Last year was a challenging one for many real estate investment trusts (REITs). Some tenants couldn't afford to pay their rent due to the impact the COVID-19 outbreak had on the economy. Because of that, several REITs had to slash or suspend their dividends.
However, some REITs passed last year's stress test with flying colors thanks to the strength of their balance sheet and the durability of their portfolios. Three that stand out as excellent options for investors seeking safety are Agree Realty (NYSE: ADC), Camden Property Trust (NYSE: CPT), and Duke Realty (NYSE: DRE).
The safest kind of retail
Last year was a brutal year for most physical retailers. The pandemic forced most consumers to do more shopping online, which hurt foot traffic and in-store sales, especially for nonessential items like apparel and home goods.
However, retail REIT Agree Realty weathered this storm quite well due to its focus on owning freestanding properties triple net leased to primarily investment-grade rated essential retailers. Because of that, the REIT collected or agreed to defer almost all the rent it billed during the pandemic. Meanwhile, the company took advantage of the market conditions to gobble up more freestanding retail properties, investing a record $1.36 billion on new additions. Those factors enabled the REIT to grow its FFO and dividend.
Meanwhile, Agree Realty ended last year in excellent financial shape. It has an investment-grade credit rating, backed by a low leverage ratio and a conservative 75% dividend payout ratio. Because of that, it has the financial flexibility to continue acquiring properties, which should enable it to keep increasing its dividend.
A safe way to become a landlord
This past year also brought challenges to apartment owners. However, the biggest headwinds were in high-cost coastal cities because people fled to lower-cost suburban areas or Sun Belt cities. Those trends played into the hands of residential REIT Camden Property Trust, which focuses on suburban and Sun Belt markets. Because of that, its occupancy level, rental rates, and earnings held up much better than other apartment REITs focused on high-cost coastal cities.
Another great safety feature with Camden Property is its balance sheet. The REIT has A-rated credit backed by low leverage metrics and minimal near-term debt maturities. It also has a conservative dividend payout ratio.
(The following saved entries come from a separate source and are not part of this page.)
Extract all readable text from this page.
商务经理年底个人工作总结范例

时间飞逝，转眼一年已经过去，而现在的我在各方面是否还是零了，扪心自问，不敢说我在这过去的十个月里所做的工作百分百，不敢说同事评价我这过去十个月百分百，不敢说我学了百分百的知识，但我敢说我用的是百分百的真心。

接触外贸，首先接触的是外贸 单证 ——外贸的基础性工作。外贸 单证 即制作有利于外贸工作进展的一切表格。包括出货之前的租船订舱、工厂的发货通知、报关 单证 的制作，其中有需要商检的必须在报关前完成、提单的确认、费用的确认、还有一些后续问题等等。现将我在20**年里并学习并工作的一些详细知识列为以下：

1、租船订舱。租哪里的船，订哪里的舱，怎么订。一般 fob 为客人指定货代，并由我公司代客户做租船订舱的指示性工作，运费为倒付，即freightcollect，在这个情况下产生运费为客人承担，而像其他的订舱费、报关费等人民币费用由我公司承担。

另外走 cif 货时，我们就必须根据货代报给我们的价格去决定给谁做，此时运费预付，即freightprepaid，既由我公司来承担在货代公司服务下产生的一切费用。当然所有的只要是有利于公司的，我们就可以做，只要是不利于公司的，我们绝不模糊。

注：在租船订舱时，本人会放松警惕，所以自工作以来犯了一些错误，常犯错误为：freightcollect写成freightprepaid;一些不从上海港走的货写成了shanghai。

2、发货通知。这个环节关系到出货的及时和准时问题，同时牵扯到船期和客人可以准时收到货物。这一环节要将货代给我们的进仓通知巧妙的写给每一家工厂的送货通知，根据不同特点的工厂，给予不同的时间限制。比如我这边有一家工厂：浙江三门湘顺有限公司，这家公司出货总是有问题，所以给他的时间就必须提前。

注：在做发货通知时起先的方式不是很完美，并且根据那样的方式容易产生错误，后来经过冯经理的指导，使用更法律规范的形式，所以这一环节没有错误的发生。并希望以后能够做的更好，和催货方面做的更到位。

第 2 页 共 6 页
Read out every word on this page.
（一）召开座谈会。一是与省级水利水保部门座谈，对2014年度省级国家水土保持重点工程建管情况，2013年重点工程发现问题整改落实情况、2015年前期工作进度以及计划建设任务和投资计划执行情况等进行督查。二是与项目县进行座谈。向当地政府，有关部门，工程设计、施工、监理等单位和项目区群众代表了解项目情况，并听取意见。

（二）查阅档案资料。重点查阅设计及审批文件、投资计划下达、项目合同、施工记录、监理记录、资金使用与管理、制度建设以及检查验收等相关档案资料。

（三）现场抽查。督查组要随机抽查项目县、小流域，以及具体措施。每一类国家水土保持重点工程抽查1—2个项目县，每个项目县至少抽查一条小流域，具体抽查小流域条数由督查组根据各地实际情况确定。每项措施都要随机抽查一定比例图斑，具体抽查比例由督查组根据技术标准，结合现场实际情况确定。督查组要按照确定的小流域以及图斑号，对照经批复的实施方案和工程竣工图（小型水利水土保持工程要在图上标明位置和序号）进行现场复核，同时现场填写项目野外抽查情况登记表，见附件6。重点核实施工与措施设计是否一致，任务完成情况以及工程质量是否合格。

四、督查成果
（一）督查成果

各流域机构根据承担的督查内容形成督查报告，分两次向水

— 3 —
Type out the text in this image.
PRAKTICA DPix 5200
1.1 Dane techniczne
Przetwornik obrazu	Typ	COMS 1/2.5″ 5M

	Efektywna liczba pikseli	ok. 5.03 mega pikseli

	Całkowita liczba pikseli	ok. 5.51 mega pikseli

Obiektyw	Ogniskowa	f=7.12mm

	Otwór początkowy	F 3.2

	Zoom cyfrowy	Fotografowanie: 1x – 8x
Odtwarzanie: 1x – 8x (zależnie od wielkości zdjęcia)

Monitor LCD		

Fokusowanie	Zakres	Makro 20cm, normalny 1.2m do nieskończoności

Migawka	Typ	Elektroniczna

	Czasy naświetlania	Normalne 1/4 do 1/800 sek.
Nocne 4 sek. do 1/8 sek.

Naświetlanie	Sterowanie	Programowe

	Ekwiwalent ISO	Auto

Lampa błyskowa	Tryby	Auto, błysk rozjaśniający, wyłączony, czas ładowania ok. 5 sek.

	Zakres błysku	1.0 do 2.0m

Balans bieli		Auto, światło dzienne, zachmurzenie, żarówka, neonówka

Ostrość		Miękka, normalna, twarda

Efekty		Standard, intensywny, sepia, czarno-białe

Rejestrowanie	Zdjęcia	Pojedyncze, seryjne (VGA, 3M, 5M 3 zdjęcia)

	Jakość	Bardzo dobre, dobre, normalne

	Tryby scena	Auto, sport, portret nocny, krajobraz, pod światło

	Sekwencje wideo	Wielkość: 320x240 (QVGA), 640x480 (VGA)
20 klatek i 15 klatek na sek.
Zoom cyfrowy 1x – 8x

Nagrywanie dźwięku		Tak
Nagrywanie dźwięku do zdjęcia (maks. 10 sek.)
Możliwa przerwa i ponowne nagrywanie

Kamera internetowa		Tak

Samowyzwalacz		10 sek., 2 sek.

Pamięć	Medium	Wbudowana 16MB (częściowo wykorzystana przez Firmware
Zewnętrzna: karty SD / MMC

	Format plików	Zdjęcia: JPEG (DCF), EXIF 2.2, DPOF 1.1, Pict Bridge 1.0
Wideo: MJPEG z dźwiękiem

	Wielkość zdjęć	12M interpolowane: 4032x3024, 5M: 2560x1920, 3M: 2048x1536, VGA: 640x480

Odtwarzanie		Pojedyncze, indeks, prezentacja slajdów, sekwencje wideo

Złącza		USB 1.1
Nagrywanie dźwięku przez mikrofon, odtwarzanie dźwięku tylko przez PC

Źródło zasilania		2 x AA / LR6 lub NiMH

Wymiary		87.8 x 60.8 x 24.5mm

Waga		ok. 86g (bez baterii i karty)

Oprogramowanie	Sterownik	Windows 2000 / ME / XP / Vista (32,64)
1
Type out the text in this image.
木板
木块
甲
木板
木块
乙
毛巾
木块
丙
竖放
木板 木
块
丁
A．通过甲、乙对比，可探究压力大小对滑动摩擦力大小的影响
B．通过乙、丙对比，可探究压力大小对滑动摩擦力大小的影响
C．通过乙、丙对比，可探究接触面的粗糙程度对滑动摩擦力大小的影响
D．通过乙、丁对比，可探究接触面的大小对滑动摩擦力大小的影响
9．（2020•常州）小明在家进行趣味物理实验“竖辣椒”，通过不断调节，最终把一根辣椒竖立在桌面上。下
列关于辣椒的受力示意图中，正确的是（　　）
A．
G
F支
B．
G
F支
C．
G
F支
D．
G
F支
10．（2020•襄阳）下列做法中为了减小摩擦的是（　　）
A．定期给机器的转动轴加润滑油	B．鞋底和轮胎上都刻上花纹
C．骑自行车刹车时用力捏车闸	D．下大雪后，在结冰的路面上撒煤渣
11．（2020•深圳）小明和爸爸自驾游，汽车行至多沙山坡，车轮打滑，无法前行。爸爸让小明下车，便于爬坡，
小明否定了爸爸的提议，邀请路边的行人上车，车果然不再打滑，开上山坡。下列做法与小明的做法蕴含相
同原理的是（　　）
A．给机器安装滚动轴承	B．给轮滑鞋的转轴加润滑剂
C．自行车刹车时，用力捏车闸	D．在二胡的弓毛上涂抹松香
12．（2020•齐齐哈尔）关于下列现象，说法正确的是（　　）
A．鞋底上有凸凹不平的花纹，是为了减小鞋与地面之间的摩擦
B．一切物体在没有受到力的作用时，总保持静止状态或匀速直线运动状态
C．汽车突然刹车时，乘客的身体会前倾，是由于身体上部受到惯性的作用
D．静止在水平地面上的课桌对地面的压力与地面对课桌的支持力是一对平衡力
Those factors gave it the financial flexibility to make acquisitions and fund its development projects, which should allow it to continue growing its cash flow and dividend.
In a position of strength
While the pandemic was a headwind for physical retailers, it was a massive tailwind for industrial real estate because it benefitted from the accelerated adoption of e-commerce. That's evident in Duke Realty's results, as the industrial REIT collected or deferred 99.9% of the rent it billed last year. Further, the REIT enjoyed record occupancy levels. That enabled it to start nearly $800 million of new development projects to drive future growth.
Duke has ample financial flexibility to continue expanding. The REIT has a strong investment-grade credit rating backed by "A-level" leverage metrics and no significant debt maturities until 2023. It also has a conservative dividend payout ratio. That exceptional financial profile enabled the REIT to boost its dividend again last year. This upward trend in its dividend should continue as the REIT increases the rent on its existing properties and completes additional development projects.
Proven safety amid the storm
Agree Realty, Camden Property, and Duke Realty demonstrated the strength of their balance sheets and their portfolios' durability last year. Because of that, they had the flexibility to continue growing their real estate footprints and dividends. That combination of safety features and steady growth amid the storm makes these REITs great buys for investors looking for lower-risk options.